The anxiety and disquiet will handily be increased because the royal twit will have to be kept away from any and all contact with even the tame ”ragheads” and “Pakis”. That’s not just because he’s gone there to kill them, but because they can’t be trusted not to kill him – not for a moment. After all, they’re blowing away their alleged allies in increasing numbers, on a virtually daily basis.
So, let’s go over this again:
Royal twit goes to Afghanistan to play at soldiers. US Marines die to save his life, because he’s a prime target, and will undoubtedly keep dying to save his life as long as he’s there. And he gets to go to Afghanistan because his kingdom’s troops have been sent there to die for the United States.
I’ll bet a lot of the American troops guarding him will cheer if the Taliban does the world a favour and blows the little slimeball away.
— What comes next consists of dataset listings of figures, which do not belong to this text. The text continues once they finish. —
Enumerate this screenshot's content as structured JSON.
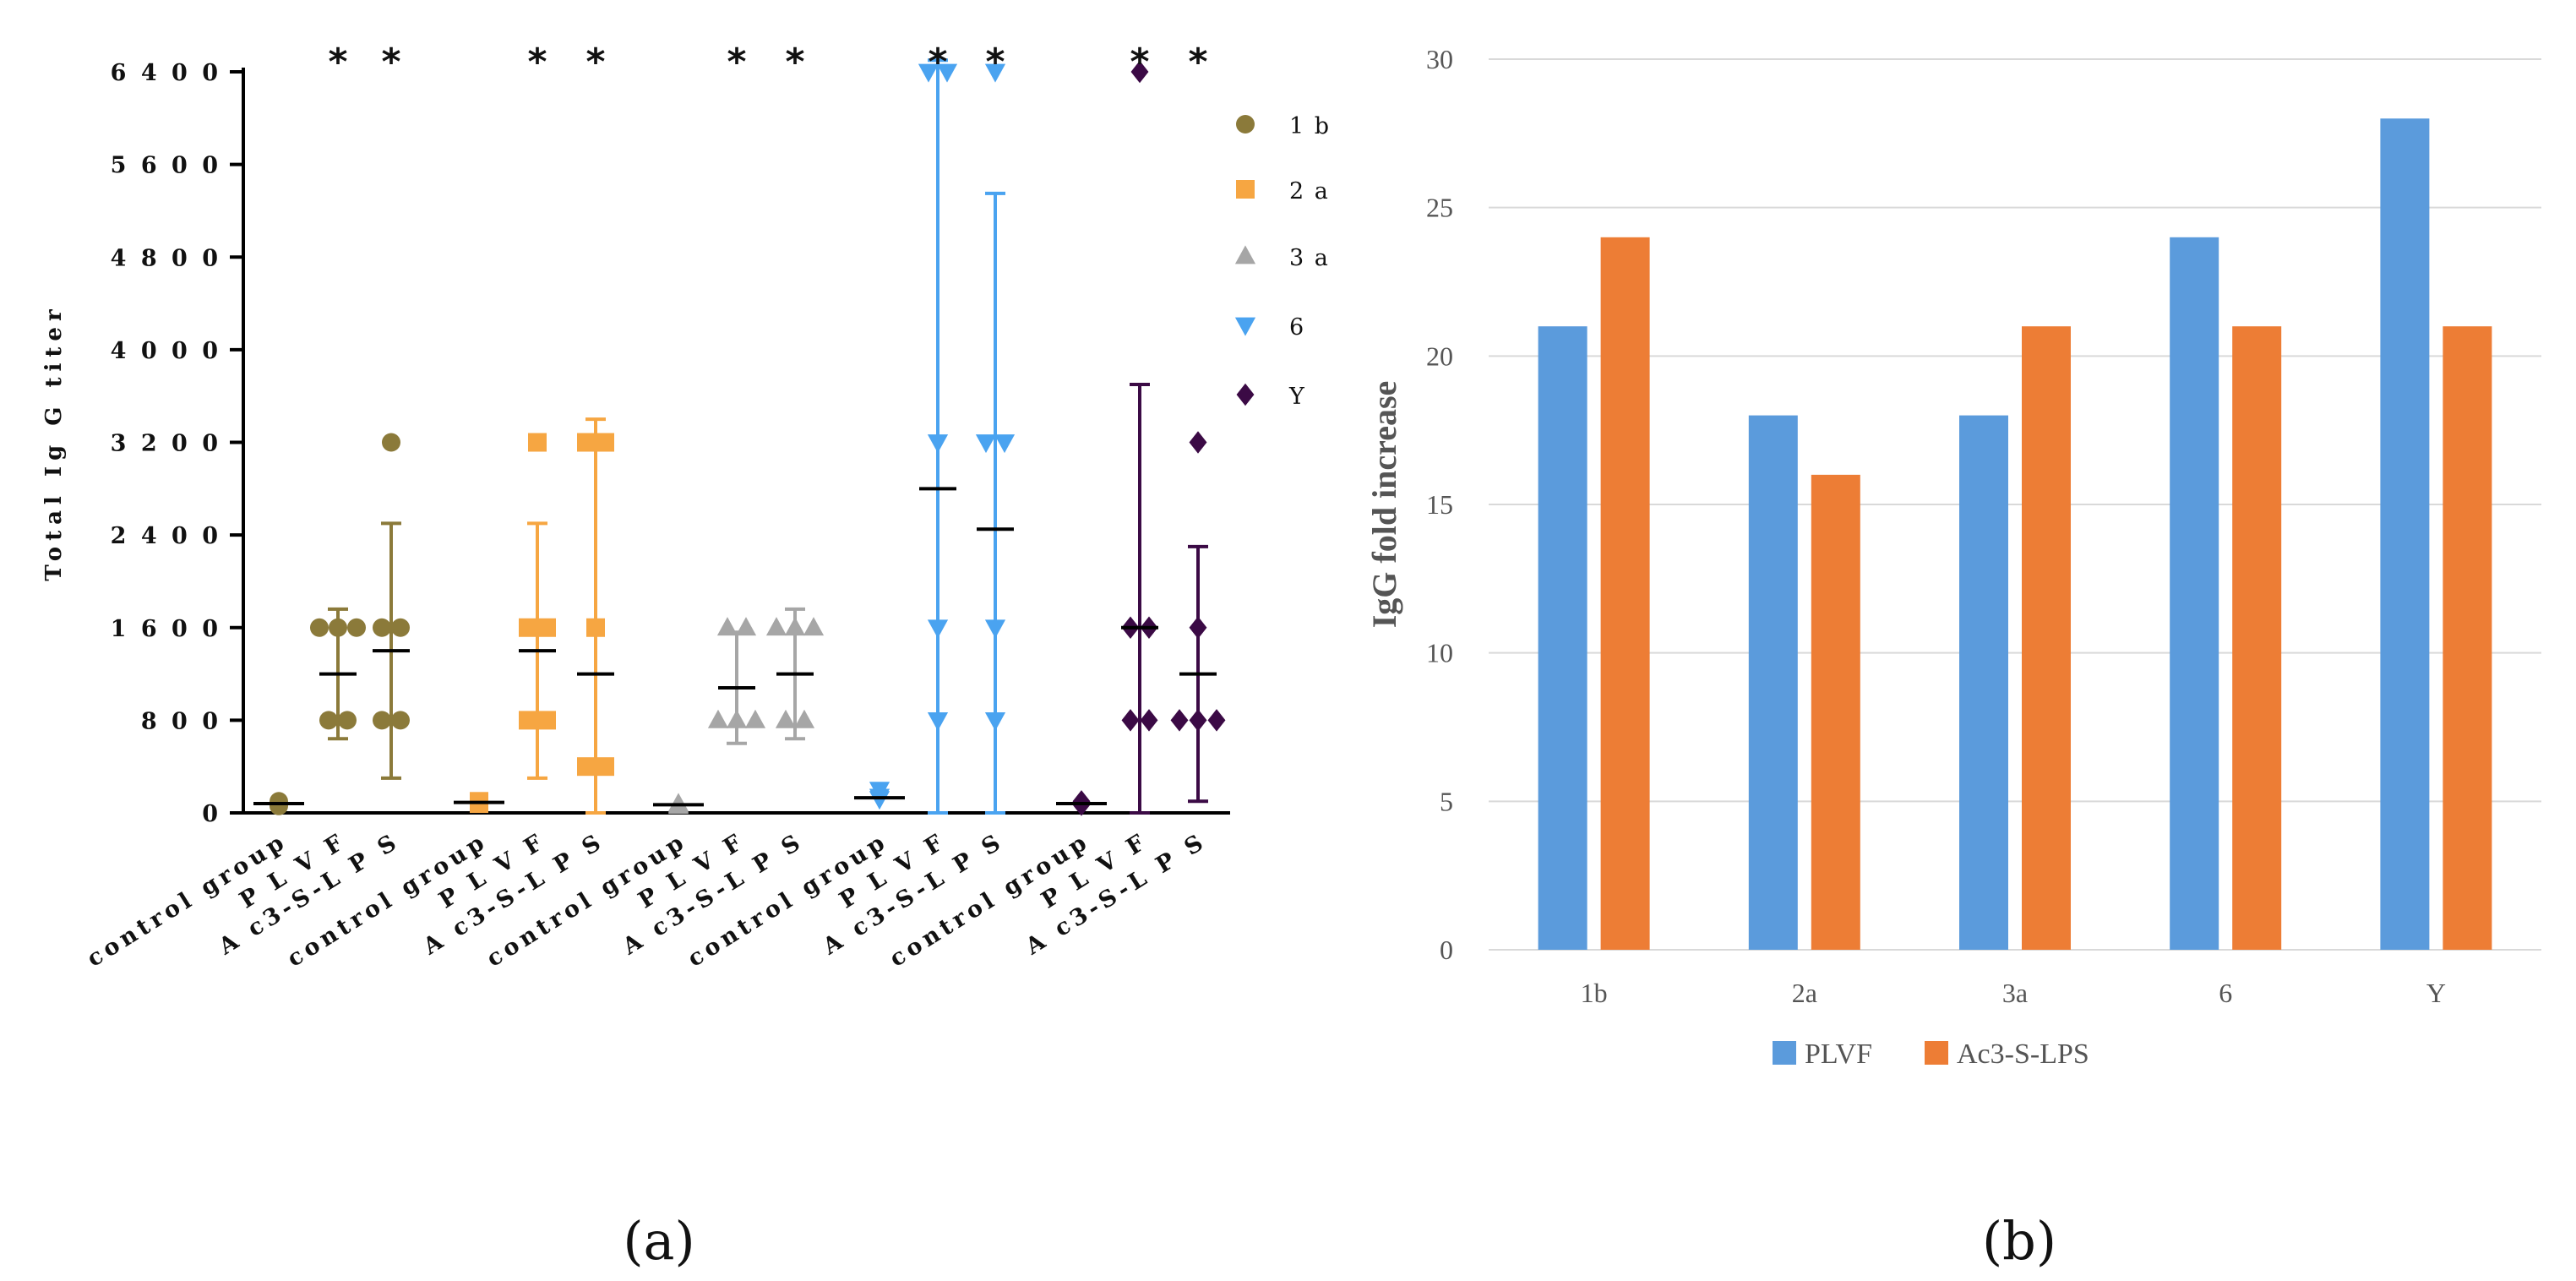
{
  "panels": {
    "a": {
      "label": "(a)"
    },
    "b": {
      "label": "(b)"
    }
  },
  "chart_data": [
    {
      "panel": "(a)",
      "type": "scatter",
      "ylabel": "Total Ig G titer",
      "ylim": [
        0,
        6500
      ],
      "yticks": [
        0,
        800,
        1600,
        2400,
        3200,
        4000,
        4800,
        5600,
        6400
      ],
      "ytick_labels": [
        "0",
        "8 0 0",
        "1 6 0 0",
        "2 4 0 0",
        "3 2 0 0",
        "4 0 0 0",
        "4 8 0 0",
        "5 6 0 0",
        "6 4 0 0"
      ],
      "legend_position": "top-right",
      "significance_marker": "*",
      "series": [
        {
          "name": "1 b",
          "color": "#8b7a3a",
          "marker": "circle",
          "groups": [
            {
              "label": "control group",
              "points": [
                100,
                60,
                80
              ],
              "mean": 80,
              "sd": 20,
              "star": false
            },
            {
              "label": "P L V F",
              "points": [
                800,
                800,
                1600,
                1600,
                1600
              ],
              "mean": 1200,
              "sd": 560,
              "star": true
            },
            {
              "label": "A c3-S-L P S",
              "points": [
                800,
                800,
                1600,
                1600,
                3200
              ],
              "mean": 1400,
              "sd": 1100,
              "star": true
            }
          ]
        },
        {
          "name": "2 a",
          "color": "#f6a642",
          "marker": "square",
          "groups": [
            {
              "label": "control group",
              "points": [
                100,
                80,
                90
              ],
              "mean": 90,
              "sd": 10,
              "star": false
            },
            {
              "label": "P L V F",
              "points": [
                800,
                800,
                1600,
                1600,
                3200
              ],
              "mean": 1400,
              "sd": 1100,
              "star": true
            },
            {
              "label": "A c3-S-L P S",
              "points": [
                400,
                400,
                1600,
                3200,
                3200
              ],
              "mean": 1200,
              "sd": 2200,
              "star": true
            }
          ]
        },
        {
          "name": "3 a",
          "color": "#a6a6a6",
          "marker": "triangle-up",
          "groups": [
            {
              "label": "control group",
              "points": [
                80,
                60,
                70
              ],
              "mean": 70,
              "sd": 10,
              "star": false
            },
            {
              "label": "P L V F",
              "points": [
                800,
                800,
                800,
                1600,
                1600
              ],
              "mean": 1080,
              "sd": 480,
              "star": true
            },
            {
              "label": "A c3-S-L P S",
              "points": [
                800,
                800,
                1600,
                1600,
                1600
              ],
              "mean": 1200,
              "sd": 560,
              "star": true
            }
          ]
        },
        {
          "name": "6",
          "color": "#4aa3f0",
          "marker": "triangle-down",
          "groups": [
            {
              "label": "control group",
              "points": [
                200,
                120,
                140
              ],
              "mean": 130,
              "sd": 20,
              "star": false
            },
            {
              "label": "P L V F",
              "points": [
                800,
                1600,
                3200,
                6400,
                6400
              ],
              "mean": 2800,
              "sd": 3700,
              "star": true
            },
            {
              "label": "A c3-S-L P S",
              "points": [
                800,
                1600,
                3200,
                3200,
                6400
              ],
              "mean": 2450,
              "sd": 2900,
              "star": true
            }
          ]
        },
        {
          "name": "Y",
          "color": "#3b0a45",
          "marker": "diamond",
          "groups": [
            {
              "label": "control group",
              "points": [
                100,
                70,
                80
              ],
              "mean": 80,
              "sd": 10,
              "star": false
            },
            {
              "label": "P L V F",
              "points": [
                800,
                800,
                1600,
                1600,
                6400
              ],
              "mean": 1600,
              "sd": 2100,
              "star": true
            },
            {
              "label": "A c3-S-L P S",
              "points": [
                800,
                800,
                800,
                1600,
                3200
              ],
              "mean": 1200,
              "sd": 1100,
              "star": true
            }
          ]
        }
      ]
    },
    {
      "panel": "(b)",
      "type": "bar",
      "ylabel": "IgG fold increase",
      "xlabel": "",
      "ylim": [
        0,
        30
      ],
      "yticks": [
        0,
        5,
        10,
        15,
        20,
        25,
        30
      ],
      "grid": true,
      "categories": [
        "1b",
        "2a",
        "3a",
        "6",
        "Y"
      ],
      "series": [
        {
          "name": "PLVF",
          "color": "#5b9bdc",
          "values": [
            21,
            18,
            18,
            24,
            28
          ]
        },
        {
          "name": "Ac3-S-LPS",
          "color": "#ed7d35",
          "values": [
            24,
            16,
            21,
            21,
            21
          ]
        }
      ],
      "legend_position": "bottom"
    }
  ]
}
After all, it's kind of ironic if troops of a republic which fought an independence war to throw out a monarchy have to die to save the life of a twit from that monarchy.
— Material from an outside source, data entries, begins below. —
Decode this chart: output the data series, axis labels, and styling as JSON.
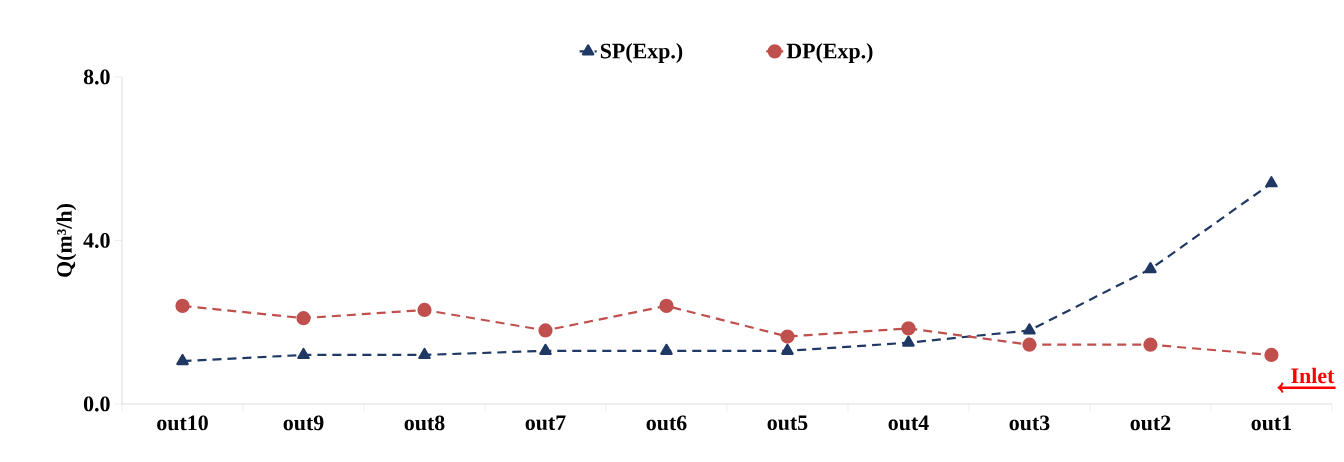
{
  "chart_data": {
    "type": "line",
    "ylabel": "Q(m³/h)",
    "categories": [
      "out10",
      "out9",
      "out8",
      "out7",
      "out6",
      "out5",
      "out4",
      "out3",
      "out2",
      "out1"
    ],
    "series": [
      {
        "name": "SP(Exp.)",
        "color": "#1f3864",
        "marker": "triangle",
        "values": [
          1.05,
          1.2,
          1.2,
          1.3,
          1.3,
          1.3,
          1.5,
          1.8,
          3.3,
          5.4
        ]
      },
      {
        "name": "DP(Exp.)",
        "color": "#c0504d",
        "marker": "circle",
        "values": [
          2.4,
          2.1,
          2.3,
          1.8,
          2.4,
          1.65,
          1.85,
          1.45,
          1.45,
          1.2
        ]
      }
    ],
    "ylim": [
      0,
      8
    ],
    "yticks": [
      {
        "value": 0,
        "label": "0.0"
      },
      {
        "value": 4,
        "label": "4.0"
      },
      {
        "value": 8,
        "label": "8.0"
      }
    ],
    "line_style": "dashed",
    "legend": "top",
    "grid": false,
    "annotations": [
      "Inlet"
    ]
  }
}
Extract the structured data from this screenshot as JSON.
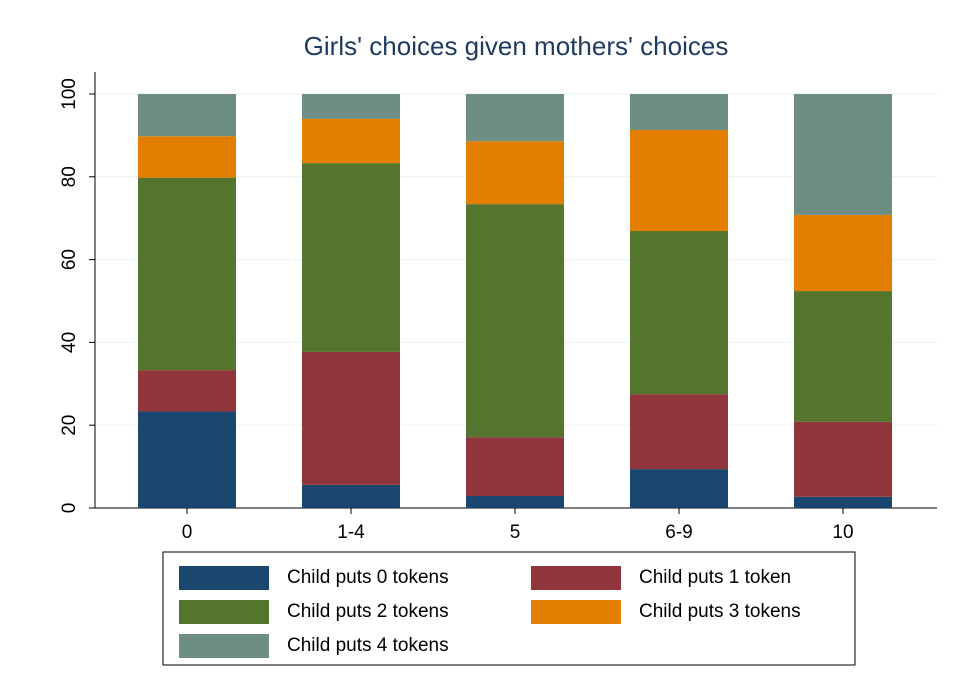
{
  "chart_data": {
    "type": "stacked_bar",
    "title": "Girls' choices given mothers' choices",
    "categories": [
      "0",
      "1-4",
      "5",
      "6-9",
      "10"
    ],
    "series": [
      {
        "name": "Child puts 0 tokens",
        "color": "#1a476f",
        "values": [
          23.3,
          5.6,
          2.9,
          9.4,
          2.7
        ]
      },
      {
        "name": "Child puts 1 token",
        "color": "#90353b",
        "values": [
          10.0,
          32.1,
          14.2,
          18.1,
          18.1
        ]
      },
      {
        "name": "Child puts 2 tokens",
        "color": "#55752f",
        "values": [
          46.5,
          45.6,
          56.3,
          39.4,
          31.6
        ]
      },
      {
        "name": "Child puts 3 tokens",
        "color": "#e37e00",
        "values": [
          10.0,
          10.7,
          15.2,
          24.4,
          18.4
        ]
      },
      {
        "name": "Child puts 4 tokens",
        "color": "#6e8e84",
        "values": [
          10.2,
          6.0,
          11.4,
          8.7,
          29.2
        ]
      }
    ],
    "ylim": [
      0,
      100
    ],
    "yticks": [
      0,
      20,
      40,
      60,
      80,
      100
    ],
    "grid": true
  }
}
Anyone who’s read Catch 22 will recognise this circular, self-perpetuating scenario. Joseph Heller’s masterpiece is full of this sort of cyclical, cynical episodes. It’s also probably the book I’ve reread the largest number of times, until I can replay entire passages in my mind more or less by rote. (Yes, I do love Heller, though he’s not one of the writers whose writing style has influenced mine...the only such writer I can think of, in retrospect, is Ray Bradbury.)
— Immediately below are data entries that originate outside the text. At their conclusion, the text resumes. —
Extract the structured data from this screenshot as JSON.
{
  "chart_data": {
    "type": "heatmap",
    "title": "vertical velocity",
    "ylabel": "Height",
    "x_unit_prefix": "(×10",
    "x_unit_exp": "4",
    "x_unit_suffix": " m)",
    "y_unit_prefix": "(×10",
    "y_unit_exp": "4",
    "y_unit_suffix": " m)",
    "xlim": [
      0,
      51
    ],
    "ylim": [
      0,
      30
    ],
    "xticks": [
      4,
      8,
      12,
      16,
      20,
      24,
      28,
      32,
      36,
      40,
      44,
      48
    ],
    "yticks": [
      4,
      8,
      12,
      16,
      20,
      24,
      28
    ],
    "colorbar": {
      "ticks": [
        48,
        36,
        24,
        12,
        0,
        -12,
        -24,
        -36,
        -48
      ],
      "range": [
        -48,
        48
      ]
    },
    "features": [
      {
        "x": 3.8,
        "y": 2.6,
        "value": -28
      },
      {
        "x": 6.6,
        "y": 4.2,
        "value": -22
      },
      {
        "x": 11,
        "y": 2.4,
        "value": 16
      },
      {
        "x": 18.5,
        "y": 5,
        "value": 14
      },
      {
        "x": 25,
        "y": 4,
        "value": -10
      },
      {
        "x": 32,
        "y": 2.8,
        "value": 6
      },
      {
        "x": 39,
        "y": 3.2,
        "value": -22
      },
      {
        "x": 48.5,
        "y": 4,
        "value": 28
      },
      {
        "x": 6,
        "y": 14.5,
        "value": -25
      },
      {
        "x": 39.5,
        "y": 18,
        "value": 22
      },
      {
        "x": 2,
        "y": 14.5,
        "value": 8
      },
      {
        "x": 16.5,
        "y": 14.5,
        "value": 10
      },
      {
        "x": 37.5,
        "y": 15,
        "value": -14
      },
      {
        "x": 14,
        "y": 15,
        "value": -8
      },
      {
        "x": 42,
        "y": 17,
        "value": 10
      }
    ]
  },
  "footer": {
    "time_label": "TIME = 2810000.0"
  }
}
Actually, I’d have loved to read Heller’s reaction to the current Afghanistan scenario in general. The US wants to occupy Afghanistan -- > in order for it to be viable at all, the US has to do it at a minimal cost in blood and treasure -- > the US accordingly tries to arm and train a proxy Afghan police and army -- > this Afghan police and army promptly turns its weapons on the people who are arming and training them -- > the US then has to depute soldiers whose only function is to stand guard over these proxy Afghan police and army troops -- > thereby increasing its own cost in blood and treasure.
Yep. Very much out of Catch 22.
Actually, though, I’m thinking of another of Heller’s books, which I personally rank above Catch 22. That’s Picture This, Heller’s novel on Aristotle’s Greece and Rembrandt van Rijn’s Netherlands, and it’s full of fascinating historical references by which the author succinctly proves that nothing has really changed in two and a half millennia.
While the novel is structured round the trial and execution of Socrates (just as Catch 22 is structured round the death of the airman Snowden), a lot of it deals with contemporary politics. For instance, Athens sent troops to attack another Greek city-state in order to protect Athenian interests there. As Heller points out, Athens had no interests there until it sent troops. And one of the most liberal Athenian military leaders was someone who had grown rich trading in human slaves. And so on, and on, and on.
These episodes, Heller says in his inimitable dry sarcastic tones, were not wars. They were police actions.
If he were around today, I can imagine Heller shaking his silver mane of hair and getting down to knock the stuffing out of the occupation – and of the royal twit.
The Madness Of Prince Harry, he might have called it.